Wednesday, November 22, 2006

All Insurgencies Are Local

Thomas E. Ricks’ article in the November 21, 2006, Washington Post, "Flaws Cited in Effort To Train Iraqi Forces: U.S. Officers Roundly Criticize Program," refers to multiple sources that state the "U.S. military's effort to train Iraqi forces has been rife with problems…" He points out that officers are poorly prepared and lack everything from interpreters to office materials. It is interesting to note that meanwhile, some military pundits are urging the US government to send more cannons, helicopters, and other conventional military hardware to fight insurgents who have none of these things.

Ricks’ article, based upon reports from numerous officers and collected for the Army’s oral history archives highlights the fact that the Pentagon is rethinking its policies in Iraq and will likely change from a direct combat focus and to a more indirect role of training and advising Iraqi troops. It is absolutely a shame that we have squandered this opportunity and that we will have to work so hard and risk so much to regain progress we might have already had in Iraq.

Counterinsurgency subject matter experts have been advocating vociferously about the "shortcomings" of the overall strategy in Iraq and specifically about the lack of adequate training for Iraqi police and military forces since shortly after the insurgency became apparent. Many predicted the need for such training well before the invasion. How could our generals and administration officials, who were adults at the time of the Vietnam War, not understand that the battle for Iraq must be fought by Iraqis—and not foreign troops? After all, the greatest lesson learned in Vietnam is that a foreign military force cannot defeat a popular insurgency struggling against a government in which it has no faith. This is what led directly to the US limit of 55-Military Advisers at a time during El Salvador’s Marxist insurgency in the 1980’s.

Insurgent warfare is political; and all politics is local, therefore all insurgencies are local.

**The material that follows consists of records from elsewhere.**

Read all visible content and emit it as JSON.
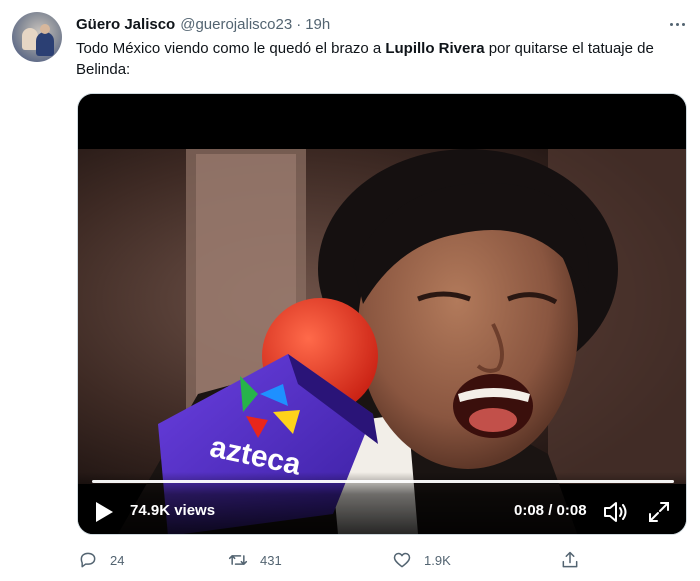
{
  "tweet": {
    "author": {
      "display_name": "Güero Jalisco",
      "handle": "@guerojalisco23",
      "separator": "·",
      "time": "19h",
      "avatar": "profile-photo"
    },
    "text": {
      "part1": "Todo México viendo como le quedó el brazo a ",
      "bold": "Lupillo Rivera",
      "part2": " por quitarse el tatuaje de Belinda:"
    },
    "video": {
      "views": "74.9K views",
      "timecode": "0:08 / 0:08",
      "progress": 1.0,
      "mic_logo_text": "azteca",
      "icons": {
        "play": "play-icon",
        "volume": "volume-icon",
        "fullscreen": "fullscreen-icon"
      }
    },
    "actions": {
      "replies": "24",
      "retweets": "431",
      "likes": "1.9K",
      "icons": [
        "reply-icon",
        "retweet-icon",
        "like-icon",
        "share-icon"
      ]
    },
    "colors": {
      "text": "#0f1419",
      "secondary": "#536471"
    }
  }
}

Establishing a professional and properly paid Iraqi army that is diverse and focused on public service is the key to national security, but the key to internal security is establishing a professional, well equipped, and diverse Iraqi national police force that is well paid, believes in Human Rights, and the rights of the accused. These two forces are the foundation for setting up an environment in which the Iraqi people can have enough faith in their safety and security and their government to begin living and working and bringing Iraq back into the world community as a prosperous state. These forces have a stake in their communities and their nation, and once they are empowered to properly protect them, the US can pull out of Iraq with the realistic expectation that it will not spiral into an even more disastrous civil war.